The growth of the global economy may have slowed recently, but don’t expect the business payments industry to miss a beat. The drive toward payments systems modernization, or digital transformation as some call it, is still on. However, I would argue that the urgency of the business case for modernization has changed. It’s not just about payments anymore. Payment systems modernization is having its reckoning with fraud and financial crime.
The way I see it there are three drivers behind this urgency.
First is the continuing lag of companies that are still operating legacy payments systems on-premises, which are expensive to maintain and cause potential security risks if the latest software release or security patches are not installed.
Second: Speed. Real-time settlements and instant payments, and the ability to secure them, depend on a scalable digital infrastructure supporting the required bandwidth and capacity to handle an exponential increase in speed and data.
Third: ISO 20022 native message formatting carries with it rich information sets that can help in the fight against fraud. Or look at it this way, your first smartphone probably came with new bells and whistles, discounts and a good dose of cool factor. But what if you hung onto that smartphone long past its ability to handle software updates? And what if that old phone had a cracked screen and you kept putting off its repair?
You probably wouldn’t do that. Whether you’re an IT leader or a fraud investigator, you have a stake in moving past the old version of your payments and fraud infrastructure. To quote Bottomline’s most recent Payments Barometer report, which surveyed 1,600 finance leaders in both the US and Great Britain (GB), security and fraud prevention are in the top five drivers of change (2 in US; 5 in GB) for 2022. In GB, 29% of respondents had been impacted by fraud, compared with 37% in the US.
Innovation and risk
Payment systems modernization either represents innovation for companies that have not yet started their digital journey or want to continue it. Either way, criminals match that speed of innovation, viewing it as an opportunity rather than an obstacle. So, it's critical to remain a step ahead. Fraudsters are more than happy to keep coming after your vulnerabilities due to outdated software. They’re constantly looking for new ways to hack real-time and instant payments as well as their associated settlements.
So let’s revisit my three drivers of change in payments systems modernization as they relate to fraud, with a look at the trouble that can arise for the unprepared:
- Legacy/OnPrem systems: Legacy payments systems are expensive to maintain and upgrade. Some software versions may no longer be supported by the solutions provider and updates are not provided. Security patches to fight new fraud vectors may not be compatible with older installations. An example of a critical vulnerability incident was found recently in Log4j, an open-source logging library commonly used by apps and services across the internet. Bottomline was able to resolve it for its customers through a security patch before attackers stole passwords and logins, extracted data, and infected networks with malicious software. Software updates, by the way, may address new fraud typologies, best practices, regulatory requirements, or industry standards.

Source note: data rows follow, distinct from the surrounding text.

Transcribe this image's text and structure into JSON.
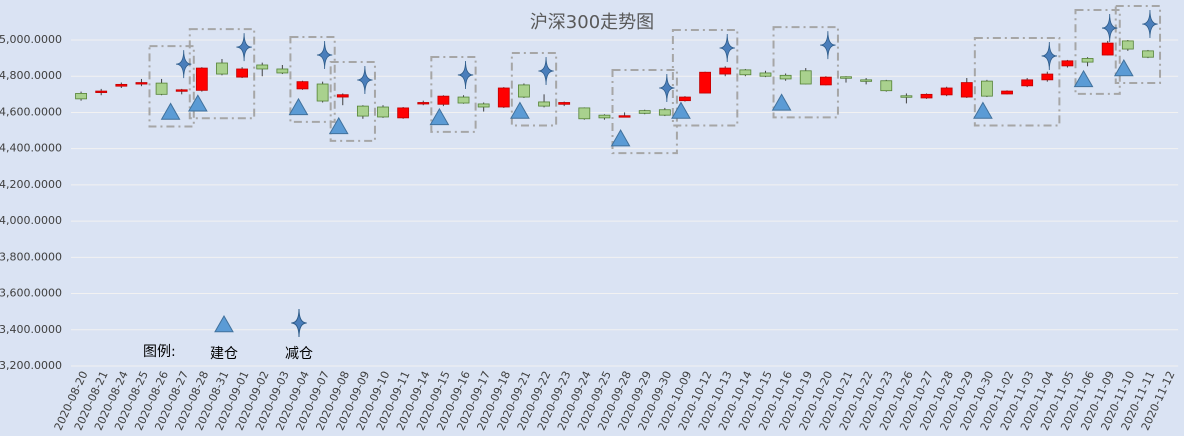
{
  "chart_data": {
    "type": "candlestick",
    "title": "沪深300走势图",
    "categories": [
      "2020-08-20",
      "2020-08-21",
      "2020-08-24",
      "2020-08-25",
      "2020-08-26",
      "2020-08-27",
      "2020-08-28",
      "2020-08-31",
      "2020-09-01",
      "2020-09-02",
      "2020-09-03",
      "2020-09-04",
      "2020-09-07",
      "2020-09-08",
      "2020-09-09",
      "2020-09-10",
      "2020-09-11",
      "2020-09-14",
      "2020-09-15",
      "2020-09-16",
      "2020-09-17",
      "2020-09-18",
      "2020-09-21",
      "2020-09-22",
      "2020-09-23",
      "2020-09-24",
      "2020-09-25",
      "2020-09-28",
      "2020-09-29",
      "2020-09-30",
      "2020-10-09",
      "2020-10-12",
      "2020-10-13",
      "2020-10-14",
      "2020-10-15",
      "2020-10-16",
      "2020-10-19",
      "2020-10-20",
      "2020-10-21",
      "2020-10-22",
      "2020-10-23",
      "2020-10-26",
      "2020-10-27",
      "2020-10-28",
      "2020-10-29",
      "2020-10-30",
      "2020-11-02",
      "2020-11-03",
      "2020-11-04",
      "2020-11-05",
      "2020-11-06",
      "2020-11-09",
      "2020-11-10",
      "2020-11-11",
      "2020-11-12"
    ],
    "open": [
      4705,
      4710,
      4745,
      4760,
      4762,
      4718,
      4722,
      4873,
      4795,
      4862,
      4840,
      4730,
      4757,
      4685,
      4635,
      4630,
      4570,
      4648,
      4645,
      4685,
      4647,
      4630,
      4752,
      4658,
      4645,
      4625,
      4585,
      4578,
      4610,
      4615,
      4665,
      4707,
      4812,
      4835,
      4818,
      4805,
      4830,
      4752,
      4797,
      4780,
      4775,
      4692,
      4680,
      4697,
      4685,
      4773,
      4702,
      4747,
      4780,
      4857,
      4898,
      4917,
      4995,
      4940,
      null
    ],
    "high": [
      4715,
      4730,
      4765,
      4785,
      4785,
      4730,
      4850,
      4895,
      4850,
      4875,
      4862,
      4775,
      4770,
      4705,
      4640,
      4640,
      4630,
      4665,
      4695,
      4695,
      4655,
      4740,
      4760,
      4700,
      4660,
      4628,
      4590,
      4600,
      4615,
      4625,
      4690,
      4825,
      4855,
      4840,
      4830,
      4815,
      4845,
      4800,
      4800,
      4790,
      4780,
      4705,
      4705,
      4742,
      4790,
      4780,
      4722,
      4790,
      4825,
      4890,
      4905,
      4995,
      5000,
      4945,
      null
    ],
    "low": [
      4665,
      4695,
      4735,
      4745,
      4695,
      4700,
      4715,
      4805,
      4790,
      4800,
      4812,
      4725,
      4655,
      4640,
      4565,
      4570,
      4565,
      4640,
      4635,
      4648,
      4605,
      4625,
      4680,
      4628,
      4635,
      4560,
      4560,
      4575,
      4590,
      4580,
      4660,
      4705,
      4800,
      4800,
      4795,
      4775,
      4755,
      4750,
      4765,
      4755,
      4715,
      4650,
      4675,
      4690,
      4680,
      4685,
      4700,
      4740,
      4770,
      4848,
      4855,
      4915,
      4940,
      4900,
      null
    ],
    "close": [
      4675,
      4718,
      4755,
      4765,
      4700,
      4725,
      4845,
      4812,
      4840,
      4840,
      4818,
      4770,
      4663,
      4698,
      4580,
      4575,
      4625,
      4655,
      4690,
      4652,
      4630,
      4735,
      4685,
      4635,
      4655,
      4565,
      4570,
      4582,
      4595,
      4585,
      4685,
      4822,
      4845,
      4808,
      4800,
      4785,
      4757,
      4795,
      4792,
      4776,
      4720,
      4690,
      4700,
      4735,
      4765,
      4690,
      4718,
      4780,
      4812,
      4885,
      4878,
      4983,
      4950,
      4905,
      null
    ],
    "up_color": "#ff0000",
    "down_color": "#a9d18e",
    "series": [
      {
        "name": "建仓",
        "color": "#5b9bd5",
        "values": [
          null,
          null,
          null,
          null,
          4600,
          null,
          4645,
          null,
          null,
          null,
          null,
          4625,
          null,
          4520,
          null,
          null,
          null,
          null,
          4570,
          null,
          null,
          null,
          4605,
          null,
          null,
          null,
          null,
          4453,
          null,
          null,
          4605,
          null,
          null,
          null,
          null,
          4650,
          null,
          null,
          null,
          null,
          null,
          null,
          null,
          null,
          null,
          4605,
          null,
          null,
          null,
          null,
          4780,
          null,
          4840,
          null,
          null
        ]
      },
      {
        "name": "减仓",
        "color": "#4a7ebb",
        "values": [
          null,
          null,
          null,
          null,
          null,
          4867,
          null,
          null,
          4961,
          null,
          null,
          null,
          4917,
          null,
          4779,
          null,
          null,
          null,
          null,
          4807,
          null,
          null,
          null,
          4829,
          null,
          null,
          null,
          null,
          null,
          4735,
          null,
          null,
          4956,
          null,
          null,
          null,
          null,
          4972,
          null,
          null,
          null,
          null,
          null,
          null,
          null,
          null,
          null,
          null,
          4912,
          null,
          null,
          5066,
          null,
          5088,
          null
        ]
      }
    ],
    "legend_title": "图例:",
    "ylim": [
      3200,
      5000
    ],
    "yticks": [
      {
        "value": 3200,
        "label": "3,200.0000"
      },
      {
        "value": 3400,
        "label": "3,400.0000"
      },
      {
        "value": 3600,
        "label": "3,600.0000"
      },
      {
        "value": 3800,
        "label": "3,800.0000"
      },
      {
        "value": 4000,
        "label": "4,000.0000"
      },
      {
        "value": 4200,
        "label": "4,200.0000"
      },
      {
        "value": 4400,
        "label": "4,400.0000"
      },
      {
        "value": 4600,
        "label": "4,600.0000"
      },
      {
        "value": 4800,
        "label": "4,800.0000"
      },
      {
        "value": 5000,
        "label": "5,000.0000"
      }
    ],
    "grid": true
  }
}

- Real-time payments and settlements: Whether you call them real-time, faster or instant payments, this innovation is finding traction. Again from the 2022 Payments Barometer, 60% of companies in the US are using them, trailed by 48% in GB. For systems that have moved to the cloud, a hybrid cloud or another digital infrastructure, real-time payments need to be matched by real-time fraud detection and prevention. The speed of the payment is the main value prop. Another is confirming funds are being sent to the right person/organization (confirmation of payee) to prevent certain types of authorized push payments fraud as well as misdirected payments. However, fast means forever. Real-time payments are irreversible. Without a modernization approach, your fraud investigation team will be left with very few recovery options and your IT teams will need to deal with higher security and vulnerability risk.
- ISO 20022: ISO’s structure includes so much data that companies who are moving past simple adoption and into the more advanced “native” phase will create a whole new data ecosystem. It will also demand a new approach to fraud analytics. Decision engines, risk assessments and alert thresholds will need to be reconfigured to work within milliseconds.
The Bottomline: The fix is in the cloud. Cloud-based software infrastructure – even hybrid cloud that takes a more modular approach – is no longer a nice to have for business payments and securing them. It’s a must. Cloud-based technology updates seamlessly, provides access to new features, scales easily and allows your company to move at the speed of payments as well as fraudsters. Payments systems modernization is fast approaching its intersection with fraud defenses. Companies who are prepared for that intersection will be driving through in a race car. Don’t be the company that drives through in a broken-down rust bucket.